Donskoy worked at London’s West End and did guest spots on British series including Detectorists, Casualty and Victoria, before a (random) encounter in London brought him back to Germany for the Saint Maik job. That, in turn, led to an offer by German public broadcaster WDR to host a late-night talk show: Freitagnacht Jews (Friday Night Jews). The concept has Donskoy interviewing prominent German-Jewish personalities, including writer Max Czollek, actress Susan Sideropoulos and rapper Ben Salomo, about what it means to be Jewish in modern-day Germany.
Daniel Donskoy with German-Jewish author Max Czollek on award-winning German late-night show ‘Freitagnacht Jews’
“When they first asked me: do you want to do a talk show about being Jewish in Germany? I thought: fuck no! But I realized this show could be about any marginalized group,” he says. “And I learned myself how differently Jewish people see their identity.”
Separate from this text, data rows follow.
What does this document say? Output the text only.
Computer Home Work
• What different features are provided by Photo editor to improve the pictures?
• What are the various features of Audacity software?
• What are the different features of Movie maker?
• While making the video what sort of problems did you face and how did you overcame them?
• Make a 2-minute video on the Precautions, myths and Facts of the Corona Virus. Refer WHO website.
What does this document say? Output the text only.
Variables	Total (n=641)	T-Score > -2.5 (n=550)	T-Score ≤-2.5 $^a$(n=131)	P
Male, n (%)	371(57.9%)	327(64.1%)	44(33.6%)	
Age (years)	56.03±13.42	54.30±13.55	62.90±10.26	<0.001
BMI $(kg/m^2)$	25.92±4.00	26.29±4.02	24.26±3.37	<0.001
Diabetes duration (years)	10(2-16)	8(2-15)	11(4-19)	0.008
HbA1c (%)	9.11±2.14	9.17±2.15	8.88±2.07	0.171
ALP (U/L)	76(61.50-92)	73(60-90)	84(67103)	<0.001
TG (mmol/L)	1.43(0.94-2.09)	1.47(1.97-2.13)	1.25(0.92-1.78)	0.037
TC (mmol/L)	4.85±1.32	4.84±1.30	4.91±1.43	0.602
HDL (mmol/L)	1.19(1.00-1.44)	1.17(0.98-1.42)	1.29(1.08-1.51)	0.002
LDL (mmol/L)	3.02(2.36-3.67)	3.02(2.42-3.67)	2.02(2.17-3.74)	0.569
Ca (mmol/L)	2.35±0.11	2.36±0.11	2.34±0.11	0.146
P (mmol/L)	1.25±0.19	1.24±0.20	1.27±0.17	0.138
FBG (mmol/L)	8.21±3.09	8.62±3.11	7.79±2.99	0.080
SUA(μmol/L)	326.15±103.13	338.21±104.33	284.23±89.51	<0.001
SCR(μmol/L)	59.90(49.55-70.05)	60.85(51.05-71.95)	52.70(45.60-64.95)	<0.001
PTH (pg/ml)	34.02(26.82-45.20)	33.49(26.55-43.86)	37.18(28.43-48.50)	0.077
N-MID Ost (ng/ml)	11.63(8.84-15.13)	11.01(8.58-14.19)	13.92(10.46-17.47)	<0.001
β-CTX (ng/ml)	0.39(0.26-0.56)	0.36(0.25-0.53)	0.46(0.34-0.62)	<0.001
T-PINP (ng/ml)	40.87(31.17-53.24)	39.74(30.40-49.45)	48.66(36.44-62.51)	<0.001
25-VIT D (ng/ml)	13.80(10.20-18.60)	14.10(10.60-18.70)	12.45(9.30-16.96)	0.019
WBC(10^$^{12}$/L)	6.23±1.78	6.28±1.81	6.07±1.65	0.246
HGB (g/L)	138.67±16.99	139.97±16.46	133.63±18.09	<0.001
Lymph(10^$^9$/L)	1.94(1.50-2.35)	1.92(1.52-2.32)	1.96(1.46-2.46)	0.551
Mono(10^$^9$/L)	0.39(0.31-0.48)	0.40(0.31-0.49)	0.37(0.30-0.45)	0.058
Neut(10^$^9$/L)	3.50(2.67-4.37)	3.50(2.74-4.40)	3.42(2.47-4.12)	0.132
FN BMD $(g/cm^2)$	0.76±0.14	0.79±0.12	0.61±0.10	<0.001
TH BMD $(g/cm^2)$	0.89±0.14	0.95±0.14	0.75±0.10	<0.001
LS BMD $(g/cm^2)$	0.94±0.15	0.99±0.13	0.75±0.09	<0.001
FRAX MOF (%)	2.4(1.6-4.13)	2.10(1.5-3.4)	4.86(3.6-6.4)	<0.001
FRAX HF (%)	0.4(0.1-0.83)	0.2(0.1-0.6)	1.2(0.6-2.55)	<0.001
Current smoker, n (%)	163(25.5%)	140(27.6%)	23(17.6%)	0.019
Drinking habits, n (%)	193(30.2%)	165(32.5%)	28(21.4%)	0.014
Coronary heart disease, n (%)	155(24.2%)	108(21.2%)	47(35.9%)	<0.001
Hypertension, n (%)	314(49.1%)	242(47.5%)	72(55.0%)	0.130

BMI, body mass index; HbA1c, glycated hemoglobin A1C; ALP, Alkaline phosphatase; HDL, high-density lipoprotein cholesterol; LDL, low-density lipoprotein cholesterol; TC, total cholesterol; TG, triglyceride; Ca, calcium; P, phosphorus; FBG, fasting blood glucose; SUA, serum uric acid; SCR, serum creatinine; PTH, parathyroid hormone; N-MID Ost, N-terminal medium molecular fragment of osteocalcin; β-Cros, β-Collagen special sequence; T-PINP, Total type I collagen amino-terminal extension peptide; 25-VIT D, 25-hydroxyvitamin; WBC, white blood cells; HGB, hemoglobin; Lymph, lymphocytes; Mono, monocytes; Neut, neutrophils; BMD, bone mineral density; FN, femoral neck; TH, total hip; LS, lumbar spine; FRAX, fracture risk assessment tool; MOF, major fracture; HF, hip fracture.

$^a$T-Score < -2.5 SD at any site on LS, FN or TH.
Raised in a secular family — “I got Bar Mitzvah-ed, that’s about it” — Donskoy says his experiences moving between countries and cultures have helped him understand identity, Jewish or otherwise, as more “the image people put on you” as anything fixed or inherent.
“I came to Germany as an immigrant, as a baby, so for a long time that was my identity,” he explains. “Then when I discovered my Jewish identity, I started wearing a Star of David and being the ‘cool German Jew’. But when I went to Israel, where everyone is Jewish, suddenly I became the German: ‘Daniel the Nazi.’”
He points to the irony of Freitagnacht Jews winning the local equivalent of an Emmy for best talk show Thursday, Sept. 16 — Yom Kippur.
“So you’re talking to a Jew who spent Yom Kippur at a German awards ceremony. And got very drunk afterward,” he quips. “God forgive me.”
For tonight’s award ceremony in Berlin, Donskoy is hoping to try on a brand-new identity: that of the all-around German-Jewish entertainer. That is something audiences here haven’t seen in a long, long time.